To be sure, the trend of a lot of economic data has not been going in the right direction. As such, it will be important to keep an extra close eye on the data in the coming months. Because in short, if the trend can turn – or at least flatten out – then the risk of recession in the U.S. declines.
The Key Point
My key point on this fine Monday morning is that from a macro point of view, nothing changed on Friday. There was no new information provided. I.E. Everybody knows that growth has been slowing.

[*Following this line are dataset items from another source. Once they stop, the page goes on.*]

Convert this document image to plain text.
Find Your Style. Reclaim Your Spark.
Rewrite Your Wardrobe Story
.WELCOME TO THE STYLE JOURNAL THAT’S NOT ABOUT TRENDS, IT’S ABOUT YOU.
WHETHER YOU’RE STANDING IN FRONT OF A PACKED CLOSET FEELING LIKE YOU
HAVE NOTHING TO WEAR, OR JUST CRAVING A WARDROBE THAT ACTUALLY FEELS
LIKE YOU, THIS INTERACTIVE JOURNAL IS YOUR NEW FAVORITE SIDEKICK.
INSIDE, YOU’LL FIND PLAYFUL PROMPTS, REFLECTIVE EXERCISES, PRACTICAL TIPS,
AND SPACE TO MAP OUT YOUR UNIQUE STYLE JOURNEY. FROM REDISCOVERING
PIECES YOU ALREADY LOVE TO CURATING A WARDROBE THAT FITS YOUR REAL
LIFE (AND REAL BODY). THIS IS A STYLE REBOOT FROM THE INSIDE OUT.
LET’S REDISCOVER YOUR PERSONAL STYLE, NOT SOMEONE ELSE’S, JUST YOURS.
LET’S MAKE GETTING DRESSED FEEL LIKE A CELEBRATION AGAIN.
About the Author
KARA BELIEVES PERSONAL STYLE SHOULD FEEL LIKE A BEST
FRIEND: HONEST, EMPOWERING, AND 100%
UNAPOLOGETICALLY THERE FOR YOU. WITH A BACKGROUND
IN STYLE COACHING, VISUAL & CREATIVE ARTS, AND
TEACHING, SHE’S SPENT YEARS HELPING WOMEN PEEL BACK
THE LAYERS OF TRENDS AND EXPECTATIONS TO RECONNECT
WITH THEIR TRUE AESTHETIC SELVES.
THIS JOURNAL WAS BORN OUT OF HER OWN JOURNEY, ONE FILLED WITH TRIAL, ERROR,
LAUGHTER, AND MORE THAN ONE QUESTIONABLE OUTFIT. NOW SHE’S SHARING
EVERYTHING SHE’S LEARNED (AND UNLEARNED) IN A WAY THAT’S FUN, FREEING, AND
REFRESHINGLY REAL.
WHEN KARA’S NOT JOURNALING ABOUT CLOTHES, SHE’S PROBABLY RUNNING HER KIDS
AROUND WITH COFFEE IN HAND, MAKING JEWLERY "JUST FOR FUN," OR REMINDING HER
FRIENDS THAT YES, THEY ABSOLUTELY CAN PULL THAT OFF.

The question we should be asking is if the slowdown is going to get worse. Remember, the U.S. economy is driven by the consumer. And the bottom line is consumers like to spend money. Unless, of course, there is a crisis that puts their jobs or the economy at risk. Then they tend to stop on a dime and wait to see if everything will be okay. But then it’s back to the malls and to all those shopping sites.
So, will the inverted yield curve become reason enough for traders to move to a risk-off mode for a while? Sure, that could certainly happen. The big boys and girls on Wall Street do love a good bout of volatility to spruce up their trading returns.
But for most of this year, investors – you know, the folks with an investing time frame beyond lunch – have been looking at the bright side. And unless something bad actually happens, I would expect to see this continue. Once the dust settles, of course.
Thought For The Day:
Those who have knowledge, don’t predict. Those who predict, don’t have knowledge. -Lao Tzu
All the best, David D. Moenning Chief Investment Officer
At the time of publication, Mr. Moenning and/or Redwood Wealth Management, LLC held long positions in the following securities mentioned: None
Note that positions may change at any time.